Quantcast
Channel: PyImageSearch
Viewing all articles
Browse latest Browse all 195

Using spellchecking to improve Tesseract OCR accuracy

$
0
0

In a previous tutorial, you learned how to use the textblob library and Tesseract to automatically OCR text and then translate it to a different language. This tutorial will also use textblob, but this time to improve OCR accuracy by automatically spellchecking OCR’d text.

To learn how to OCR results using spellchecking, just keep reading.

Looking for the source code to this post?

Jump Right To The Downloads Section

Using spellchecking to improve Tesseract OCR accuracy

It’s unrealistic to expect any OCR system, even state-of-the-art OCR engines, to be 100% accurate. That doesn’t happen in practice.
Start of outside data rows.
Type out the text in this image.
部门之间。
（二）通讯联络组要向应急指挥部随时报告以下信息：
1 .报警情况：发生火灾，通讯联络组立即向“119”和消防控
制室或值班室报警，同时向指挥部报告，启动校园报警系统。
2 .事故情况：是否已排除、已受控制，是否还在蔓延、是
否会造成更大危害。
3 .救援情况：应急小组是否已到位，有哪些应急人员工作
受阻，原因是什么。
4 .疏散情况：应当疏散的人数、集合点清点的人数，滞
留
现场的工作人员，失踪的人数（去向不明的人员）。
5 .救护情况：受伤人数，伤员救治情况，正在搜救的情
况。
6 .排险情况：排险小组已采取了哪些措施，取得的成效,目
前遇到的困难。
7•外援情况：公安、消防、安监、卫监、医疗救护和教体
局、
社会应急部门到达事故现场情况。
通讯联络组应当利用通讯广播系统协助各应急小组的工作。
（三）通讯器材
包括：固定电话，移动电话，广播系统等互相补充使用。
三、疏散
Inevitably, noise in an input image, non-standard fonts that Tesseract wasn’t trained on, or less than ideal image quality will cause Tesseract to make a mistake and incorrectly OCR a piece of text.

When that happens, you need to create rules and heuristics that can be used to improve the output OCR quality. One of the first rules and heuristics you should look at is automatic spellchecking. For example, if you’re OCR’ing a book, you could use spellchecking as an attempt to automatically correct after the OCR process, thereby creating a better, more accurate version of the digitized text.

Learning Objectives

In this tutorial, you will:

  1. Learn how the textblob package can be used for spellchecking
  2. OCR a piece of text that contains incorrect spelling
  3. Automatically correct the spelling of the OCR’d text

OCR and Spellchecking

We’ll start this tutorial by reviewing our project directory structure. I’ll then show you how to implement a Python script that can automatically OCR a piece of text and then spellcheck it using the textblob library. Once our script is implemented, we’ll apply it to our example image. We’ll wrap up this tutorial with a discussion on the accuracy of our spellchecking, including some of the limitations and drawbacks associated with automatic spellchecking.

Configuring your development environment

To follow this guide, you need to have the OpenCV library installed on your system.

Luckily, OpenCV is pip-installable:

$ pip install opencv-contrib-python

If you need help configuring your development environment for OpenCV, I highly recommend that you read my pip install OpenCV guide — it will have you up and running in a matter of minutes.

Having problems configuring your development environment?

Figure 1: Having trouble configuring your dev environment? Want access to pre-configured Jupyter Notebooks running on Google Colab? Be sure to join PyImageSearch University — you’ll be up and running with this tutorial in a matter of minutes.

All that said, are you:

  • Short on time?
  • Learning on your employer’s administratively locked system?
  • Wanting to skip the hassle of fighting with the command line, package managers, and virtual environments?
  • Ready to run the code right now on your Windows, macOS, or Linux system?

Then join PyImageSearch University today!

Gain access to Jupyter Notebooks for this tutorial and other PyImageSearch guides that are pre-configured to run on Google Colab’s ecosystem right in your web browser! No installation required.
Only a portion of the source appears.